Tracking EMS performance issue on Red Hat Enterprise Linux using SystemTap.

Tracking EMS performance issue on Red Hat Enterprise Linux using SystemTap.

book

Article ID: KB0079118

calendar_today

Updated On:

Products Versions
TIBCO Enterprise Message Service -
Not Applicable -

Description

Description:

KB 43188 has introduced the usage of DTrace to track EMS performance issues that are related to I/O system calls on the Solaris platform. This article will cover a similar topic, but for Linux, more specifically, RHEL. 

 

SystemTap is a similar tool on Linux to DTrace to Solaris. In certain cases, users have reported sporadic latency observed on EMS which is hard to determine the root cause mainly due to its unpredictable occurring pattern. strace can be applied to specifically determine the cause.

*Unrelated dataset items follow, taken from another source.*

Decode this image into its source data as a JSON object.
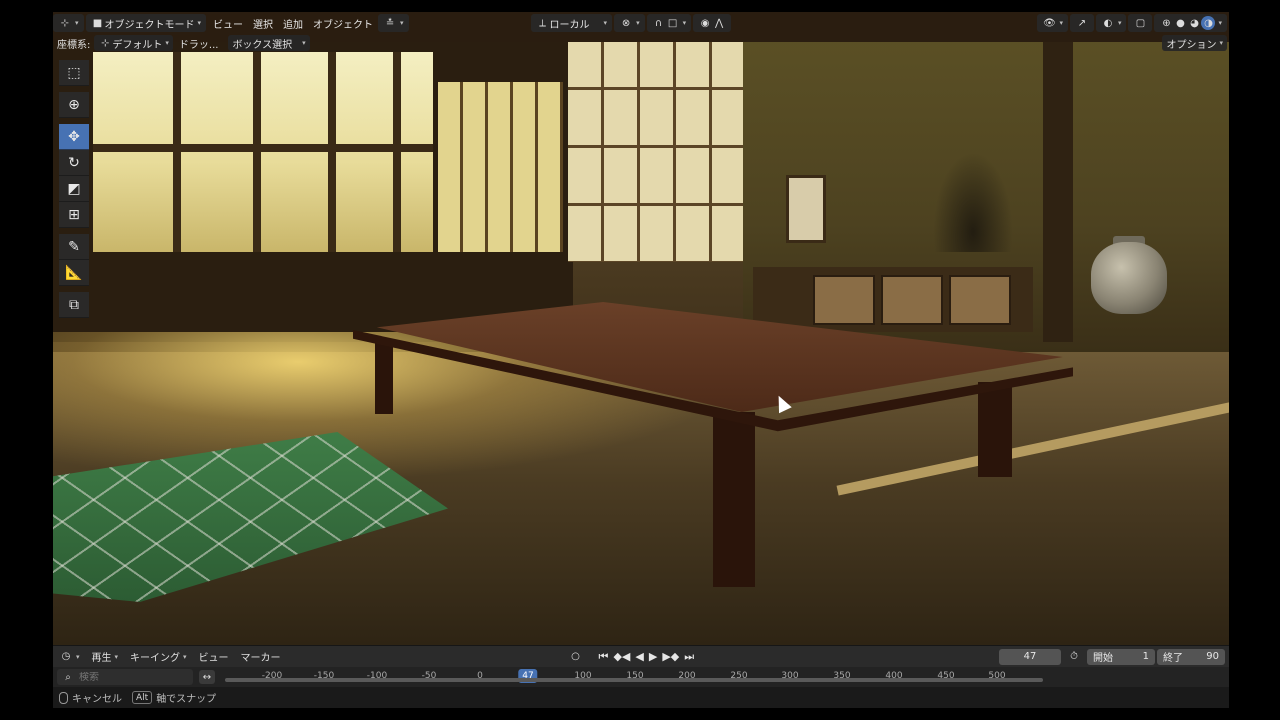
{
  "header": {
    "mode_label": "オブジェクトモード",
    "menus": [
      "ビュー",
      "選択",
      "追加",
      "オブジェクト"
    ],
    "transform_orientation": "ローカル",
    "options_label": "オプション"
  },
  "subheader": {
    "coord_label": "座標系:",
    "coord_value": "デフォルト",
    "drag_label": "ドラッ...",
    "select_mode": "ボックス選択"
  },
  "toolbar": {
    "tools": [
      "select-box-icon",
      "cursor-icon",
      "move-icon",
      "rotate-icon",
      "scale-icon",
      "transform-icon",
      "annotate-icon",
      "measure-icon",
      "add-cube-icon"
    ]
  },
  "timeline": {
    "menus": [
      "再生",
      "キーイング",
      "ビュー",
      "マーカー"
    ],
    "current_frame": "47",
    "start_label": "開始",
    "start_value": "1",
    "end_label": "終了",
    "end_value": "90",
    "search_placeholder": "検索",
    "ticks": [
      "-200",
      "-150",
      "-100",
      "-50",
      "0",
      "100",
      "150",
      "200",
      "250",
      "300",
      "350",
      "400",
      "450",
      "500"
    ],
    "playhead_label": "47"
  },
  "statusbar": {
    "cancel_label": "キャンセル",
    "alt_key": "Alt",
    "snap_label": "軸でスナップ"
  }
}
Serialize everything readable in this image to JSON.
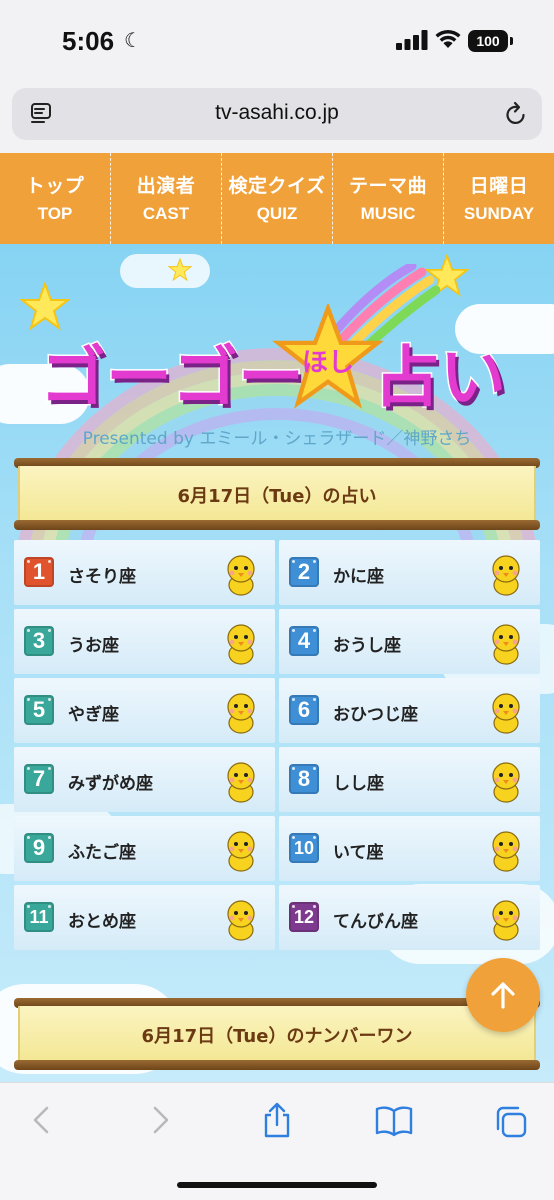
{
  "status_bar": {
    "time": "5:06",
    "battery": "100"
  },
  "browser": {
    "url": "tv-asahi.co.jp"
  },
  "nav": [
    {
      "ja": "トップ",
      "en": "TOP"
    },
    {
      "ja": "出演者",
      "en": "CAST"
    },
    {
      "ja": "検定クイズ",
      "en": "QUIZ"
    },
    {
      "ja": "テーマ曲",
      "en": "MUSIC"
    },
    {
      "ja": "日曜日",
      "en": "SUNDAY"
    }
  ],
  "logo": {
    "part1": "ゴーゴー",
    "star": "ほし",
    "part2": "占い",
    "presented": "Presented by エミール・シェラザード／神野さち"
  },
  "section1": {
    "title": "6月17日（Tue）の占い"
  },
  "rankings": [
    {
      "rank": "1",
      "sign": "さそり座",
      "color": "#e0532c"
    },
    {
      "rank": "2",
      "sign": "かに座",
      "color": "#3f8fd6"
    },
    {
      "rank": "3",
      "sign": "うお座",
      "color": "#3aa79b"
    },
    {
      "rank": "4",
      "sign": "おうし座",
      "color": "#3f8fd6"
    },
    {
      "rank": "5",
      "sign": "やぎ座",
      "color": "#3aa79b"
    },
    {
      "rank": "6",
      "sign": "おひつじ座",
      "color": "#3f8fd6"
    },
    {
      "rank": "7",
      "sign": "みずがめ座",
      "color": "#3aa79b"
    },
    {
      "rank": "8",
      "sign": "しし座",
      "color": "#3f8fd6"
    },
    {
      "rank": "9",
      "sign": "ふたご座",
      "color": "#3aa79b"
    },
    {
      "rank": "10",
      "sign": "いて座",
      "color": "#3f8fd6"
    },
    {
      "rank": "11",
      "sign": "おとめ座",
      "color": "#3aa79b"
    },
    {
      "rank": "12",
      "sign": "てんびん座",
      "color": "#7e3a8f"
    }
  ],
  "section2": {
    "title": "6月17日（Tue）のナンバーワン"
  },
  "icons": {
    "scroll_top": "arrow-up-icon",
    "toolbar": [
      "back-icon",
      "forward-icon",
      "share-icon",
      "bookmarks-icon",
      "tabs-icon"
    ]
  }
}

Due to the lightweight nature of SystemTap, we can run a SystemTap script to capture all system calls made by EMS without producing a large logfile or compromising EMS performance.

Issue/Introduction

Tracking EMS performance issue on Red Hat Enterprise Linux using SystemTap.

Environment

Product: TIBCO Enterprise Message Service Version: OS: RHEL 6.x 7.x --------------------

Resolution

Two SystemTap scripts are attached.


1). latency.stp


This script will capture read/write/fdatasync/ftruncate/stat system calls made by EMS and calculate the delta time upon entry and return of the syscall. Given a threshold, the script will print out the current time (in epoch format), the syscall name and the number of milliseconds that syscall takes to run. 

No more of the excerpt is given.